Enquanto os reajustes de planos coletivos são estipulados por livre negociação entre a operadora e as empresas, ou é fixado um índice médio pelas operadoras, no caso dos planos individuais e familiares, que atingem perto de oito milhões de pessoas, o reajuste é determinado pela ANS. No dia 12 de junho, a ANS anunciou o índice máximo de 9,63% de reajuste para os planos individuais e familiares, que vai valer até abril de 2024.
“Invariavelmente, o reajuste fixado pela ANS fica aquém das reais necessidades de recomposição de custos do setor”, diz Marcos Novais, superintendente-executivo da Associação Brasileira de Planos de Saúde (Abramge). Um dos motivos é que, ao adotar uma média nacional de variação das despesas médicas, desconsidera as diferenças de porte e perfil das cerca de 700 operadoras de planos de saúde do país. “Isso agrava o desequilíbrio entre as operadoras e, em última instância, colabora para a escassez de oferta de planos individuais no mercado brasileiro”, afirma.
fonte: Valor Globo
Dr César Abicalaffe, CEO da 2iM comenta:
O artigo aponta claramente os desafios do mercado da saúde suplementar e traz as alternativas que os grandes grupos de operadoras estão fazendo para enfrentá-los tais como: melhorar a eficiência operacional, atacar as fraudes, melhorar a coordenação do cuidado, reduzir o desperdício, dentre outras.
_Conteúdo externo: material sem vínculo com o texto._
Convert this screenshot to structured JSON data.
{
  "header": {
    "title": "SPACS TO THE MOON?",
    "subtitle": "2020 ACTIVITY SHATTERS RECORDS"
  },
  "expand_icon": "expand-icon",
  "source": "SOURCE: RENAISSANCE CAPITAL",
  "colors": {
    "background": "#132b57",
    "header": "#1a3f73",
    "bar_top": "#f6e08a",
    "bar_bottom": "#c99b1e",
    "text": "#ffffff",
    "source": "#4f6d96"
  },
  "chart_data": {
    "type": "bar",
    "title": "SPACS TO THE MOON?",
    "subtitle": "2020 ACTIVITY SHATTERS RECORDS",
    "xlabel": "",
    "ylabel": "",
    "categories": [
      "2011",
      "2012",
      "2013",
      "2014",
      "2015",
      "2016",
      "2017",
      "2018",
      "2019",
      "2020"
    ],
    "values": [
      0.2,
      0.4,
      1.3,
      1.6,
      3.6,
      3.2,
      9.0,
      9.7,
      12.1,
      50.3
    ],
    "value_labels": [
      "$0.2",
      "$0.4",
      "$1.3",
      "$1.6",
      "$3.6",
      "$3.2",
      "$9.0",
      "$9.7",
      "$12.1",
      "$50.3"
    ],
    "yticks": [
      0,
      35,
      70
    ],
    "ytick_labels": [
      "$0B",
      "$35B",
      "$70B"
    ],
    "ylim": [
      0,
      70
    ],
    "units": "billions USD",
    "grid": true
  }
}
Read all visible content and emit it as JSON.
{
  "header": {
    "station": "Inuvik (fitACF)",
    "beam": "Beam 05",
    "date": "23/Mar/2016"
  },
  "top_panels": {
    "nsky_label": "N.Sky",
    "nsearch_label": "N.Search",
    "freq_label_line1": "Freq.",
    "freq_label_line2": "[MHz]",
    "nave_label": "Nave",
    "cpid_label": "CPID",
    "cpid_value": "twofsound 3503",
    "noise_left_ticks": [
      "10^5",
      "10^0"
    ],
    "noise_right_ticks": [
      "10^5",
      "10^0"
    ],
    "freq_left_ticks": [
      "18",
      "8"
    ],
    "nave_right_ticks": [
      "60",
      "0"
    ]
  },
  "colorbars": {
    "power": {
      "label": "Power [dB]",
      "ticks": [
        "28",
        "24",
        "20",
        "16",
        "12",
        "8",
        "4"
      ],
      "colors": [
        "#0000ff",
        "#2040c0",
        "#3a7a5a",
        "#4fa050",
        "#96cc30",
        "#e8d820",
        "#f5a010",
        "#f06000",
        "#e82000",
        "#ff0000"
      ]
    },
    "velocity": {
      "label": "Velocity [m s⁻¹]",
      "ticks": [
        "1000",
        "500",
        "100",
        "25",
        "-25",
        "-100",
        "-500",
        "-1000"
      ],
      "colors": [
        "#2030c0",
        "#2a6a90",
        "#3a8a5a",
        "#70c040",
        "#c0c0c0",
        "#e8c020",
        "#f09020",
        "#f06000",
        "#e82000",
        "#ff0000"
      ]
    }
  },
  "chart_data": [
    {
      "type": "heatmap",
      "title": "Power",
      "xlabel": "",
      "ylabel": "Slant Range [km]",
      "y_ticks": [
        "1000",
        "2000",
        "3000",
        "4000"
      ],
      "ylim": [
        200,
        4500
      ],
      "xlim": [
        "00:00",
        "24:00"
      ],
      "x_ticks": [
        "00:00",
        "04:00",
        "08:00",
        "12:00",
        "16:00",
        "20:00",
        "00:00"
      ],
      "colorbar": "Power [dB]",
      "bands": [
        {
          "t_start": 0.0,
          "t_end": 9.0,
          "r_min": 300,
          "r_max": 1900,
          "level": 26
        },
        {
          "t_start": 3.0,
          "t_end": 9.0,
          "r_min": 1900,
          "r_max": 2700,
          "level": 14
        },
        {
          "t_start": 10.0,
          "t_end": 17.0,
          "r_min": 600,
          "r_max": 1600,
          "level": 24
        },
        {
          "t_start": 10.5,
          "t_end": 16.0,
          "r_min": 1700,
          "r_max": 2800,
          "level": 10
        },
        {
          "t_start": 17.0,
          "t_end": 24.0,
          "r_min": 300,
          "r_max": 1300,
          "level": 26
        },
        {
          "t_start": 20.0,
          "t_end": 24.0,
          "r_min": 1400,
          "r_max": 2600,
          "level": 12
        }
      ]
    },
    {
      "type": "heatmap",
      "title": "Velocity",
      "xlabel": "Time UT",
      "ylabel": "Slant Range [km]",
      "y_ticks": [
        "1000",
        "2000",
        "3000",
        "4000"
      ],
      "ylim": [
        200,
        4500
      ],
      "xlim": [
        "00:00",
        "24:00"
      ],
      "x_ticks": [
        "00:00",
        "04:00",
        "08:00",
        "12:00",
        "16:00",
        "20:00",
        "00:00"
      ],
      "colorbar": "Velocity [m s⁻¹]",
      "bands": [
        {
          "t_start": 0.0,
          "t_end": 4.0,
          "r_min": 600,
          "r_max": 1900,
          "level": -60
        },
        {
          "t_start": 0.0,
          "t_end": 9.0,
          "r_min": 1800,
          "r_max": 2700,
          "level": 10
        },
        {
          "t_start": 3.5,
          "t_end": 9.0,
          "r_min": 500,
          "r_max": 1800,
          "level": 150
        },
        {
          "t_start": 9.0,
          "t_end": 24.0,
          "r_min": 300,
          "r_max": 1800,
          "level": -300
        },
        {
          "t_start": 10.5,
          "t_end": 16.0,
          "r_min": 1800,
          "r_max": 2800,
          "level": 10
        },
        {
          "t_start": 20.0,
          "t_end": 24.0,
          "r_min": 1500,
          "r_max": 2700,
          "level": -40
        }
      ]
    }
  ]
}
Me chama atenção de que nenhum dos grupos fala de uma das ações que são imperativas para apoiar e estimular quase todas as alternativas propostas: trata-se de repensar seriamente os modelos de pagamento. Pelo visto, não adianta todas as evidências do mundo mostrarem que uma das principais causas do desperdício, da ineficiência e do aumento dos custos de operação, está na lógica perversa do modelo fee for service e da aquisição e incorporação das novas tecnologias.
Os pagadores de serviços de saúde são os grandes responsáveis por esta mudança. No mercado capitalista, quem paga determina a regra, quer gostemos ou não. Assim, por mais altruísta que os prestadores sejam, não existe estímulo ou incentivo para esta mudança. E não se trata apenas de estímulo pecuniário. A lógica a ser proposta deve estimular e incentivar as práticas que gerem mais valor aos pacientes. Temos defendido (e, felizmente, implementado) modelos de acordos baseados em valor para que o mercado compre, pague e venda por valor.
Este alinhamento de incentivos é uma das grandes alternativas para que o sistema se sustente.
Me chama a atenção é que todos os grandes grupos não comentaram esta solução que, a meu ver, é sistêmica e não pontual. Novamente o mercado busca soluções pontuais para resolver os problemas que são sistêmicos. Quando iremos aprender?